As conference season approaches, we're gearing up to hit the road running - with our first stop in Miami, Fla., at Cambridge Healthtech Institute's Summit for Clinicial Ops Executives (SCOPE). In an effort to get ourselves and our industry colleagues prepared (and excited!), we thought a Twitter chat with our friends from CHI's SCOPE would be a great way to kick off this exciting time! The Twitter chat is scheduled for Tuesday, 21 Jan at 12 p.m. ET. We'll be talking about using social media for clinical trials, pharma and advocacy groups, and exploring some of the latest new technologies for the clinical R & D industry. Follow #SCOPEchat on Tuesday to join the conversation.
Also today, we're back again with another interview with Micah Lieberman from CHI (click here to see our 2012 interview with Micah)! If you aren’t familiar with Micah, he is the executive director of conferences at Cambridge Healthtech Institute. Micah is a producer, content developer and facilitator of executive forums for thought leaders in the biopharmaceutical and healthcare industries. In our latest blog interview with Micah, we’re talking about the changing landscape of conferences and what he's most excited about for SCOPE 2014. Read on to learn more about this year’s Summit for Clinical Ops Executives (SCOPE) and the Twitter chat.
Tell us more about this year’s SCOPE. How is this year’s event different than past SCOPEs?
Thanks for asking me to be a part of your blog, first of all, and for always being such an enthusiastic participant of Cambridge Healthtech Institute’s SCOPE Summit. You and BBK are a generous and active member of the clinical research community and I think people appreciate it.
CHI’s SCOPE Summit, the Summit for Clinical Ops Executives, is officially in its 5th year. It is actually a few years older than that but it took a few years to become what it is now. If you look at the February 2014 conference that is coming up you will notice that the three-day event has grown into 11 individual conference tracks. The different conferences cover a wider range of topics than in the past and are focused on issues related to each aspect of clinical trial planning and management: Data Integration, Feasibility, Site Selection and Management, Recruitment and Retention, Social Media and Mobile Tech, Project Management, Forecasting, Aggregate Spend Compliance, Post-Marketing Studies, and Sample Logistics. If you look at the past years’ events you will notice an organic growth, an evolution of the event as it expands its reach each and every year without going too far afield…we hope. For those who attend every year, you will notice extended coverage on recruitment, retention, adherence, data management, data integration, feasibility, site management, study start up and then you will notice new coverage on aggregate spend and transparency reporting in clinical trials, sample-biospecimen management in clinical trials, and post-marketing and real world data research. Also new this year, are the two plenary keynotes that tie into SCOPE’s overall mission and goal.
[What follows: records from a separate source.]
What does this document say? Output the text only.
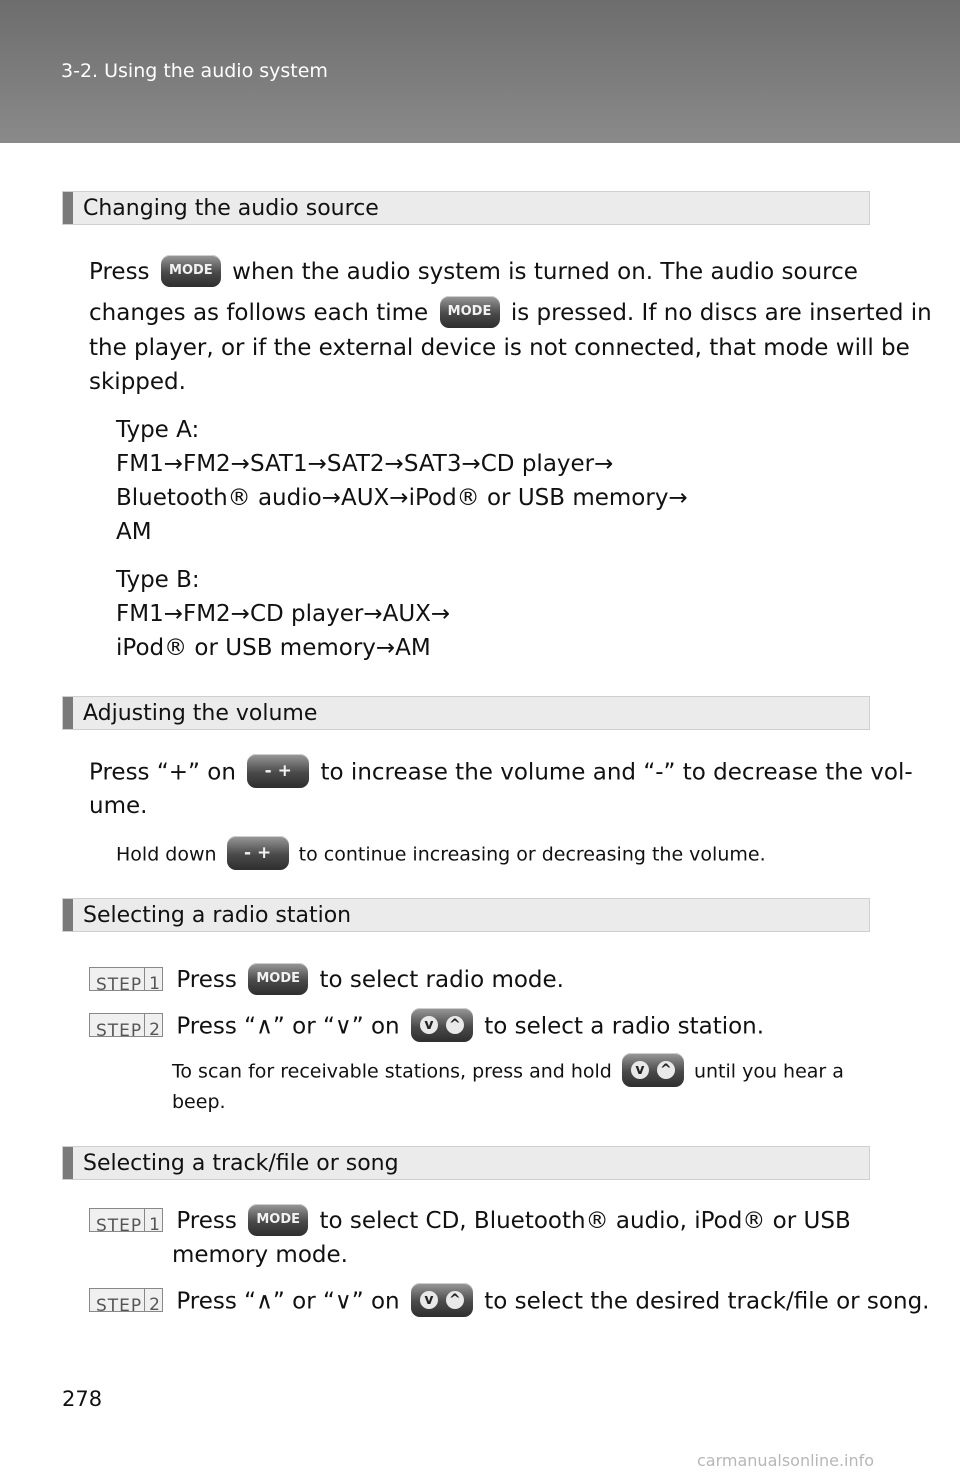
3-2. Using the audio system
Changing the audio source
Press MODE when the audio system is turned on. The audio source
changes as follows each time MODE is pressed. If no discs are inserted in
the player, or if the external device is not connected, that mode will be
skipped.
Type A:
FM1→FM2→SAT1→SAT2→SAT3→CD player→
Bluetooth® audio→AUX→iPod® or USB memory→
AM
Type B:
FM1→FM2→CD player→AUX→
iPod® or USB memory→AM
Adjusting the volume
Press “+” on - + to increase the volume and “-” to decrease the vol-
ume.
Hold down - + to continue increasing or decreasing the volume.
Selecting a radio station
STEP 1 Press MODE to select radio mode.
STEP 2 Press “∧” or “∨” on v ^ to select a radio station.
To scan for receivable stations, press and hold v ^ until you hear a
beep.
Selecting a track/file or song
STEP 1 Press MODE to select CD, Bluetooth® audio, iPod® or USB
memory mode.
STEP 2 Press “∧” or “∨” on v ^ to select the desired track/file or song.
278
carmanualsonline.info
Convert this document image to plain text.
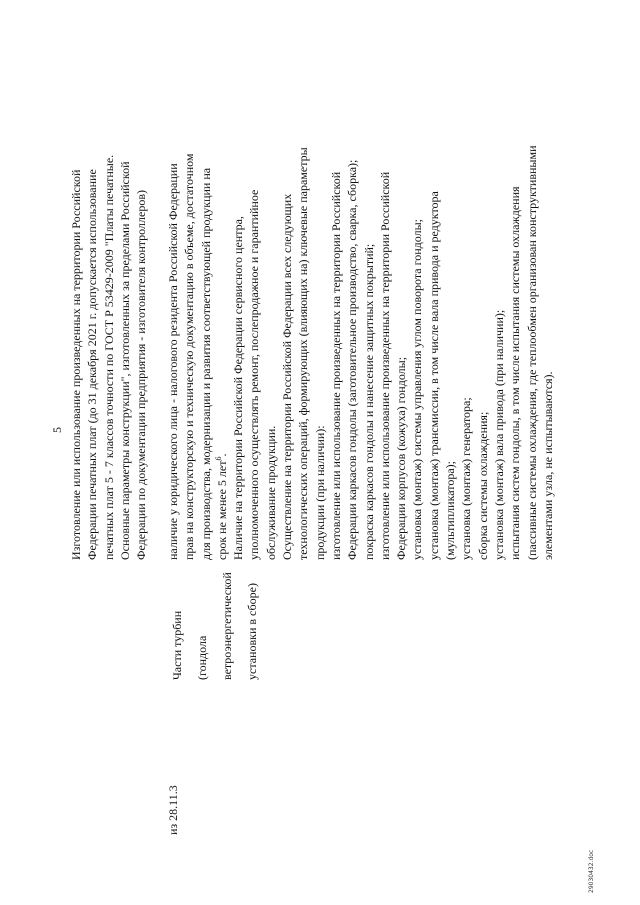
5
из 28.11.3
Части турбин (гондола ветроэнергетической установки в сборе)
Изготовление или использование произведенных на территории Российской Федерации печатных плат (до 31 декабря 2021 г. допускается использование печатных плат 5 - 7 классов точности по ГОСТ Р 53429-2009 "Платы печатные. Основные параметры конструкции", изготовленных за пределами Российской Федерации по документации предприятия - изготовителя контроллеров) наличие у юридического лица - налогового резидента Российской Федерации прав на конструкторскую и техническую документацию в объеме, достаточном для производства, модернизации и развития соответствующей продукции на срок не менее 5 лет$^6$. Наличие на территории Российской Федерации сервисного центра, уполномоченного осуществлять ремонт, послепродажное и гарантийное обслуживание продукции. Осуществление на территории Российской Федерации всех следующих технологических операций, формирующих (влияющих на) ключевые параметры продукции (при наличии): изготовление или использование произведенных на территории Российской Федерации каркасов гондолы (заготовительное производство, сварка, сборка); покраска каркасов гондолы и нанесение защитных покрытий; изготовление или использование произведенных на территории Российской Федерации корпусов (кожуха) гондолы; установка (монтаж) системы управления углом поворота гондолы; установка (монтаж) трансмиссии, в том числе вала привода и редуктора (мультипликатора); установка (монтаж) генератора; сборка системы охлаждения; установка (монтаж) вала привода (при наличии); испытания систем гондолы, в том числе испытания системы охлаждения (пассивные системы охлаждения, где теплообмен организован конструктивными элементами узла, не испытываются).
29030432.doc
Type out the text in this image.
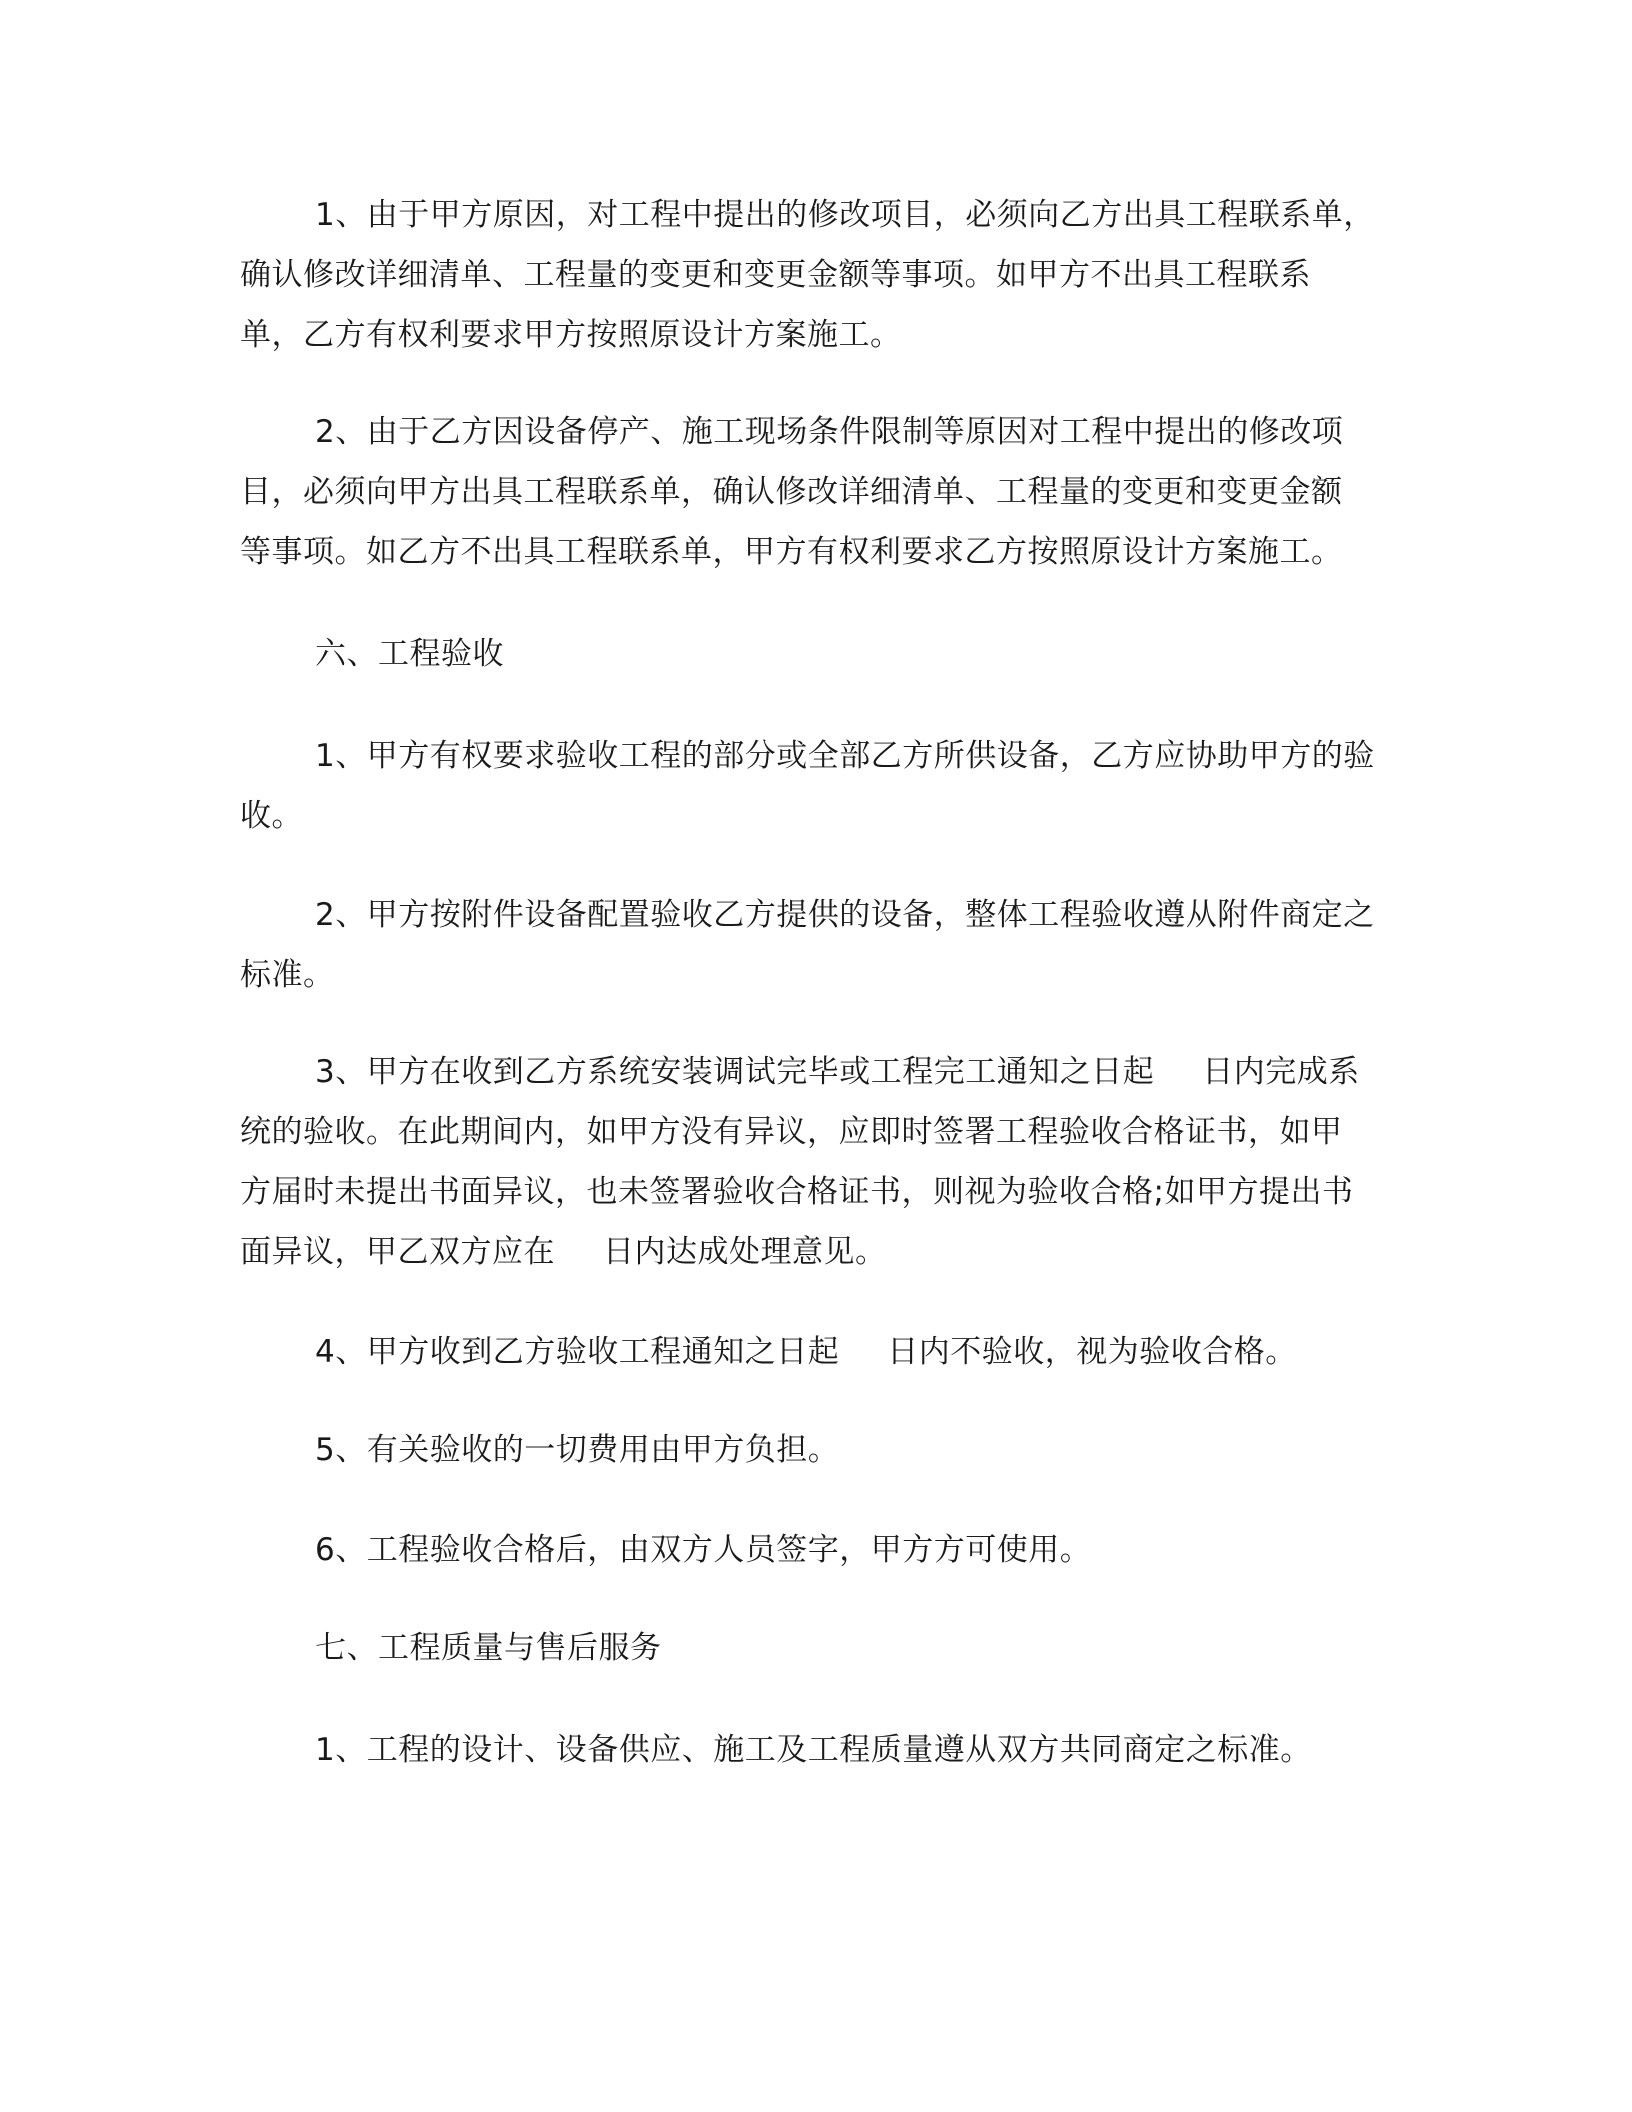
1、由于甲方原因，对工程中提出的修改项目，必须向乙方出具工程联系单，
确认修改详细清单、工程量的变更和变更金额等事项。如甲方不出具工程联系
单，乙方有权利要求甲方按照原设计方案施工。
2、由于乙方因设备停产、施工现场条件限制等原因对工程中提出的修改项
目，必须向甲方出具工程联系单，确认修改详细清单、工程量的变更和变更金额
等事项。如乙方不出具工程联系单，甲方有权利要求乙方按照原设计方案施工。
六、工程验收
1、甲方有权要求验收工程的部分或全部乙方所供设备，乙方应协助甲方的验
收。
2、甲方按附件设备配置验收乙方提供的设备，整体工程验收遵从附件商定之
标准。
3、甲方在收到乙方系统安装调试完毕或工程完工通知之日起 日内完成系
统的验收。在此期间内，如甲方没有异议，应即时签署工程验收合格证书，如甲
方届时未提出书面异议，也未签署验收合格证书，则视为验收合格;如甲方提出书
面异议，甲乙双方应在 日内达成处理意见。
4、甲方收到乙方验收工程通知之日起 日内不验收，视为验收合格。
5、有关验收的一切费用由甲方负担。
6、工程验收合格后，由双方人员签字，甲方方可使用。
七、工程质量与售后服务
1、工程的设计、设备供应、施工及工程质量遵从双方共同商定之标准。
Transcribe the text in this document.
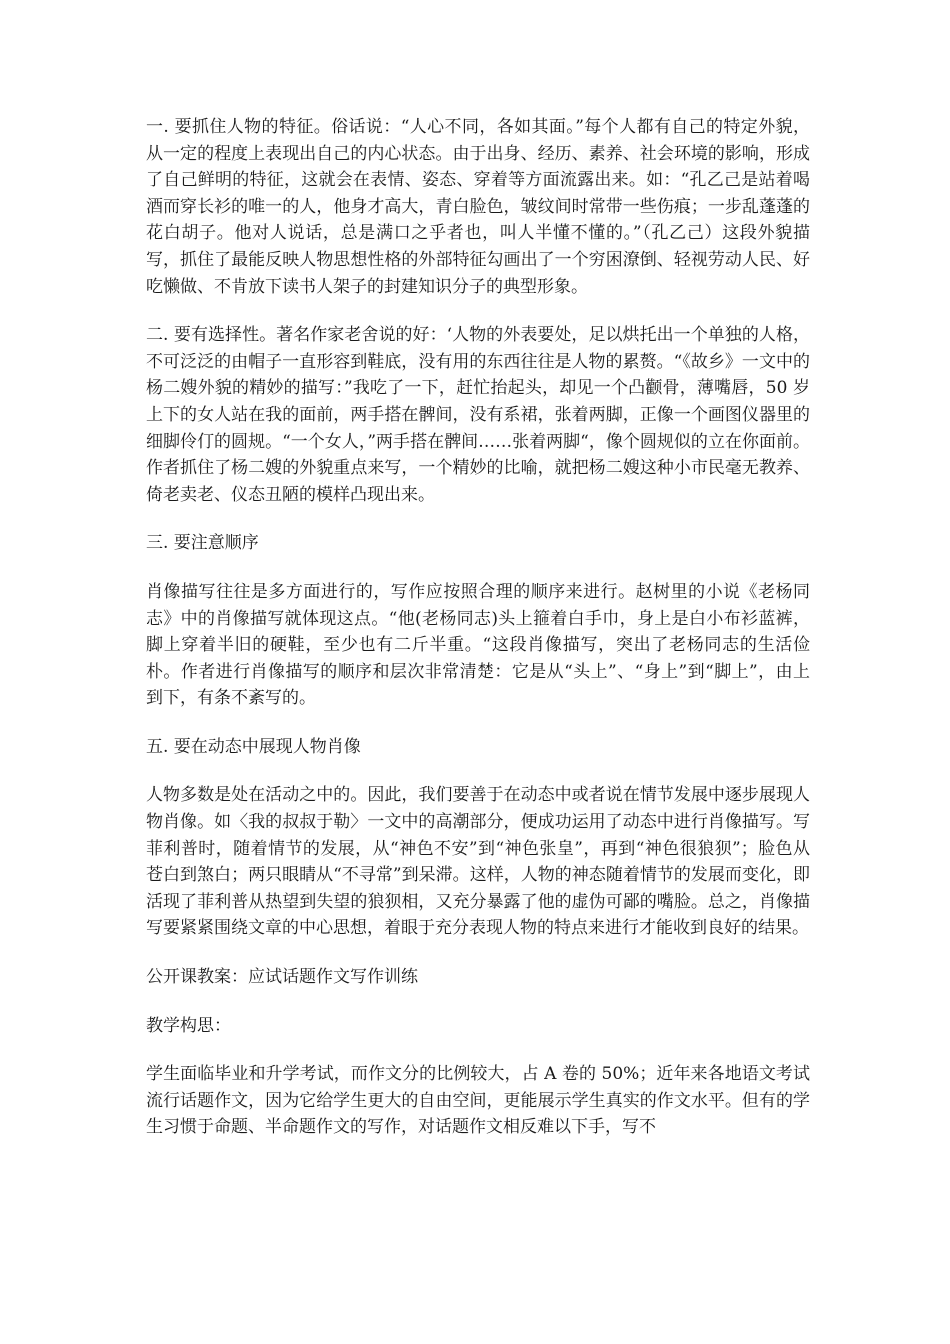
一. 要抓住人物的特征。俗话说：“人心不同，各如其面。”每个人都有自己的特定外貌，从一定的程度上表现出自己的内心状态。由于出身、经历、素养、社会环境的影响，形成了自己鲜明的特征，这就会在表情、姿态、穿着等方面流露出来。如：“孔乙己是站着喝酒而穿长衫的唯一的人，他身才高大，青白脸色，皱纹间时常带一些伤痕；一步乱蓬蓬的花白胡子。他对人说话，总是满口之乎者也，叫人半懂不懂的。”（孔乙己）这段外貌描写，抓住了最能反映人物思想性格的外部特征勾画出了一个穷困潦倒、轻视劳动人民、好吃懒做、不肯放下读书人架子的封建知识分子的典型形象。

二. 要有选择性。著名作家老舍说的好：‘人物的外表要处，足以烘托出一个单独的人格，不可泛泛的由帽子一直形容到鞋底，没有用的东西往往是人物的累赘。“《故乡》一文中的杨二嫂外貌的精妙的描写：”我吃了一下，赶忙抬起头，却见一个凸颧骨，薄嘴唇，50 岁上下的女人站在我的面前，两手搭在髀间，没有系裙，张着两脚，正像一个画图仪器里的细脚伶仃的圆规。“一个女人，”两手搭在髀间……张着两脚“，像个圆规似的立在你面前。作者抓住了杨二嫂的外貌重点来写，一个精妙的比喻，就把杨二嫂这种小市民毫无教养、倚老卖老、仪态丑陋的模样凸现出来。

三. 要注意顺序

肖像描写往往是多方面进行的，写作应按照合理的顺序来进行。赵树里的小说《老杨同志》中的肖像描写就体现这点。“他(老杨同志)头上箍着白手巾，身上是白小布衫蓝裤，脚上穿着半旧的硬鞋，至少也有二斤半重。“这段肖像描写，突出了老杨同志的生活俭朴。作者进行肖像描写的顺序和层次非常清楚：它是从“头上”、“身上”到“脚上”，由上到下，有条不紊写的。

五. 要在动态中展现人物肖像

人物多数是处在活动之中的。因此，我们要善于在动态中或者说在情节发展中逐步展现人物肖像。如〈我的叔叔于勒〉一文中的高潮部分，便成功运用了动态中进行肖像描写。写菲利普时，随着情节的发展，从“神色不安”到“神色张皇”，再到“神色很狼狈”；脸色从苍白到煞白；两只眼睛从“不寻常”到呆滞。这样，人物的神态随着情节的发展而变化，即活现了菲利普从热望到失望的狼狈相，又充分暴露了他的虚伪可鄙的嘴脸。总之，肖像描写要紧紧围绕文章的中心思想，着眼于充分表现人物的特点来进行才能收到良好的结果。

公开课教案：应试话题作文写作训练

教学构思：

学生面临毕业和升学考试，而作文分的比例较大，占 A 卷的 50%；近年来各地语文考试流行话题作文，因为它给学生更大的自由空间，更能展示学生真实的作文水平。但有的学生习惯于命题、半命题作文的写作，对话题作文相反难以下手，写不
In your opinion, how is social media changing the landscape of conference attendance?
Good question. I think most of the people in this space (clin ops) are being pulled in a lot of different directions and are short on time. They have important jobs and they are working in a very fast-paced and regulated environment. It is getting harder and harder to reach them and to get messaging and content through. How many emails does each of us have in our inbox on Monday morning? How many meetings per day? How many deadlines? So, how do you reach this community? How do you engage them? I think purely push marketing is a harder sell nowadays and you can see that social media (Twitter and LinkedIn) is becoming a more concise and more engaging form of two-way communication.
Are you seeing any other trends that are changing conferences and conference attendance?
Yes, there are a few interesting trends we are seeing as it relates to SCOPE and some of our other events. I think a lot of the more traditional organizations are going through large and almost constant re-organizations. This leads to a lot of turnover and also to frozen travel budgets in some cases. This is a challenge for our regular attendees who want to attend but are in the midst of some chaos. At the same time you are seeing rapid growth amongst smaller, mid-sized and up-and-coming organizations (sponsor, vendor, service, academic, site). They have smaller departments and groups in attendance but there are more of these companies showing up.
It is always hard to get people to commit to attend a conference. You have to deliver solid content, provide education and networking and real value.
What are you looking forward to most at this year’s conference?
This event is the most exciting three day for the year for me; professionally I am the project lead and conference director of the SCOPE Summit so it’s thrilling to see a year’s worth of planning get executed within three intense days. Besides the huge adrenalin rush and warm Miami air I am really excited to see my SCOPE veterans, the folks who have helped build and shape this event over the years , as well as some of the new people, those who have never been and end up happy in the end.
I’d also like to add that my CHI colleagues and I are thrilled about the opportunity to collaborate with BBK on the Twitter Chat on Tuesday, 21 January at 12 p.m. ET. Thank you for hosting a discussion featuring the SCOPE Summit and broader clinical research community. I am excited to hear what people are working on, what they are struggling with, and the creative approaches they are taking to solve those problems. We can all learn from each other.